Die Kantine wurde hinfort nach Dienstschluss zum
Treffpunkt für die Plauderstunde der Memelländer. Es wurde in diesem Kreis nur
Deutsch gesprochen. An sich war das verboten und wurde in anderen Einheiten mit
Strafe belegt. Im 4. Pulk aber war man nicht kleinlich. Selbst die Offiziere,
sofern sie der deutschen Sprache einigermaßen mächtig waren, duldeten es, dass
wir uns ihnen gegenüber in unserer Sprache verständlich machten. Unangenehm
wurden sie nur, wenn sich die Polen in ihrer Muttersprache unterhielten. Der
Grund: „Mes be Wilnaus nenurimsim!“ (Ohne Wilna geben wir keine Ruhe). Die Polen
zischelten dazu zwischen den Zähnen ihre Antwort: „Schurek, kad Kaunas neatimsim!“
(Schaut, dass wir euch nicht auch noch Kowno wegnehmen).
Das litauische Heer bestand selbstverständlich zu
etwa zwei Dritteln aus Litauern. ein Drittel setzte sich aber aus Polen, Russen,
Juden, Letten und Deutschen zusammen. Das Offiziers- und Unteroffizierskorps
bestand, mit wenigen Ausnahmen, aus Berufssoldaten.
Mit den Litauern konnte man für unsere Begriffe
recht gut auskommen. Sie waren bestrebt, uns für sich zu gewinnen, wenngleich
sie wussten, dass wir uns als Deutsche fühlten.
Allgemein verschonte man uns damit, Waffenteile
auf Litauisch zu bezeichnen. Hauptsache war, wir konnten das Gewehr und sonstige
Waffen zerlegen, damit umgehen.
Der Gefechtsdienst im Gelände wurde mit
besonderer Härte durchgeführt.
Gegen ein Uhr gab es Mittagessen. Die Verpflegung
war, wenn auch nicht abwechslungsreich, so doch in der Zusammenstellung der
Kalorien und Nährwerte durchaus zufriedenstellend. Es gab viel kohl, Erbsen,
Kartoffeln und Grützsuppen oder Breigerichte, sowie Fisch und Fleisch dazu.
Trotzdem wollten wir lieber heut´ als morgen nach Hause und zählten die
Portionen, die wir hier noch einzunehmen hätten.
Beim Abmarsch zur Gefechtsübung wurde gesungen.

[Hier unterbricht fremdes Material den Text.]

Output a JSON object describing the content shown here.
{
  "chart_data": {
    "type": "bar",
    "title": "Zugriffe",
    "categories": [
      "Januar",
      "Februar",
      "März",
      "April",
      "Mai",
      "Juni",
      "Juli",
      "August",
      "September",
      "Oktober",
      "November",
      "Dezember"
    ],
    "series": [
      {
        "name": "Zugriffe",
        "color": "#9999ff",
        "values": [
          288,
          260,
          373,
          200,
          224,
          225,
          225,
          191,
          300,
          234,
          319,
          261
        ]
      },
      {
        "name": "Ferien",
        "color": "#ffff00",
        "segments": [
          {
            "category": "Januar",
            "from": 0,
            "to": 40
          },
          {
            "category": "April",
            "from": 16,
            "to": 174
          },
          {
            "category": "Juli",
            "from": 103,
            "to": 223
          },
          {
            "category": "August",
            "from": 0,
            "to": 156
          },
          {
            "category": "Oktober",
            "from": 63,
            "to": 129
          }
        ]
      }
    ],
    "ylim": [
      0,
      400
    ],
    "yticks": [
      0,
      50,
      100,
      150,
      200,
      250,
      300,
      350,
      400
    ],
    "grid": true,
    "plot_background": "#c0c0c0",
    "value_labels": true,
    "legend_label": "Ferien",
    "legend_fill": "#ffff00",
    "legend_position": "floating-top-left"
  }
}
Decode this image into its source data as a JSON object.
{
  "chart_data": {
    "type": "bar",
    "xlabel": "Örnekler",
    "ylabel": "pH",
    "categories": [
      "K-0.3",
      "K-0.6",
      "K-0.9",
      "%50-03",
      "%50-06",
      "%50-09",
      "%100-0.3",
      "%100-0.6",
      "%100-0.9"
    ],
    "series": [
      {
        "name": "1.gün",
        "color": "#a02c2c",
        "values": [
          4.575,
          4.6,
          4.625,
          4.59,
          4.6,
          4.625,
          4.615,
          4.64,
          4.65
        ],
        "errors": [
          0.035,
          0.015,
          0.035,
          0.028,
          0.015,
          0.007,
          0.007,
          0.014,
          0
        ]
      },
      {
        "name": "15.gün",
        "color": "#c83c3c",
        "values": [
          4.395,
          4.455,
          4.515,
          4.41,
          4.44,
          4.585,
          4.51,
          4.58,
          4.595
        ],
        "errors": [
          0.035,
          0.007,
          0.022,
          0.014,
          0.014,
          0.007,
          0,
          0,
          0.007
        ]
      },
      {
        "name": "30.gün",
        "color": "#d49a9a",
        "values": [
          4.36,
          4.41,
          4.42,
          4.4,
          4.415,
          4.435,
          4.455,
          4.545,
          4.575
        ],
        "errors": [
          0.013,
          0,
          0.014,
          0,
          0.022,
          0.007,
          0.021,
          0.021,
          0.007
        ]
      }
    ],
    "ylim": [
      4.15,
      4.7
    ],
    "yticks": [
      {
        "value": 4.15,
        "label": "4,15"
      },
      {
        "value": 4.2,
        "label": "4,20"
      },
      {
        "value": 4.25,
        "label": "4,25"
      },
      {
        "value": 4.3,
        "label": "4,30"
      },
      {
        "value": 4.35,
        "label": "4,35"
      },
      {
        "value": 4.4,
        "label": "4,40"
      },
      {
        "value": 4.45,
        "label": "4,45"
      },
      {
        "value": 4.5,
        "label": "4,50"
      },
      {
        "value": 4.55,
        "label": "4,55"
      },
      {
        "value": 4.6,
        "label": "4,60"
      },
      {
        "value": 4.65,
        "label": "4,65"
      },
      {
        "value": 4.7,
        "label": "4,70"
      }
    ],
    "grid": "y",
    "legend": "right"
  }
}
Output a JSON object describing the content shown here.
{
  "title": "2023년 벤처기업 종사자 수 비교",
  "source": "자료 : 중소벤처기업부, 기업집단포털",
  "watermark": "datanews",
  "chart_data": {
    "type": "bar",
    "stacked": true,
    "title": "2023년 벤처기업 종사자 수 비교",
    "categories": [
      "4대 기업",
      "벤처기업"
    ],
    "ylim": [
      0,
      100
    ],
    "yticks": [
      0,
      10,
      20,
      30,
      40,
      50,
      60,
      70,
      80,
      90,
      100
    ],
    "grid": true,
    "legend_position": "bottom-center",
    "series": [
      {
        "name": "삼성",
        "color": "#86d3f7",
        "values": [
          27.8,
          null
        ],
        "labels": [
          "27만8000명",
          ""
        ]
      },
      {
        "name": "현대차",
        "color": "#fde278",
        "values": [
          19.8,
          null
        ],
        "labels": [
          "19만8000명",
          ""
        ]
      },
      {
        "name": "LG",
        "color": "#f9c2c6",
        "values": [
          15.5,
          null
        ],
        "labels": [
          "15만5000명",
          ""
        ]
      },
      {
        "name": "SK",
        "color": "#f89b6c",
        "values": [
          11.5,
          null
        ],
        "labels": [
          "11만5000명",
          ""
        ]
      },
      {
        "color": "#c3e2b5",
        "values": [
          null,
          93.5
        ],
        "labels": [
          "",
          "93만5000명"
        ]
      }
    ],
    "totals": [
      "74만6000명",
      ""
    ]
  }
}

Ich erinnere mich des Textes eines jener Lieder, in dem es hieß: „Männer,
Soldaten des Königs Mindaugas, wir fürchten nicht die Feindeskugel und
marschieren tapfer in den Kampf!“. Uns stellte sich natürlich die Frage, was
geschehen würde, wenn sich die Waffen gegen Polen oder gar gegen Deutschland
selbst richten würden. Insgeheim wurde dieses Thema viel diskutiert, und unsere
Auffassung war: Es ist gleichgültig, wir den Drill erhalten, doch im Falle einer
kriegerischen Auseinandersetzung müssten wir eine Möglichkeit finden,
wegzukommen!
Was verlangte da ein Staat von uns, der uns fremd
gegenüberstand? Man zwang uns sogar dazu, gegen unseren Willen und unsere
Überzeugung den Fahneneid auf Staat und Staatsoberhaupt und Regiment zu leisten,
indem wir vor der litauischen Fahne niederknien mussten, um sie zu küssen und
damit unsere ergebene Treue für das uns fremde Vaterland zu bekunden“! Also
sangen wir die litauische Nationalhymne und dachten an Deutschland.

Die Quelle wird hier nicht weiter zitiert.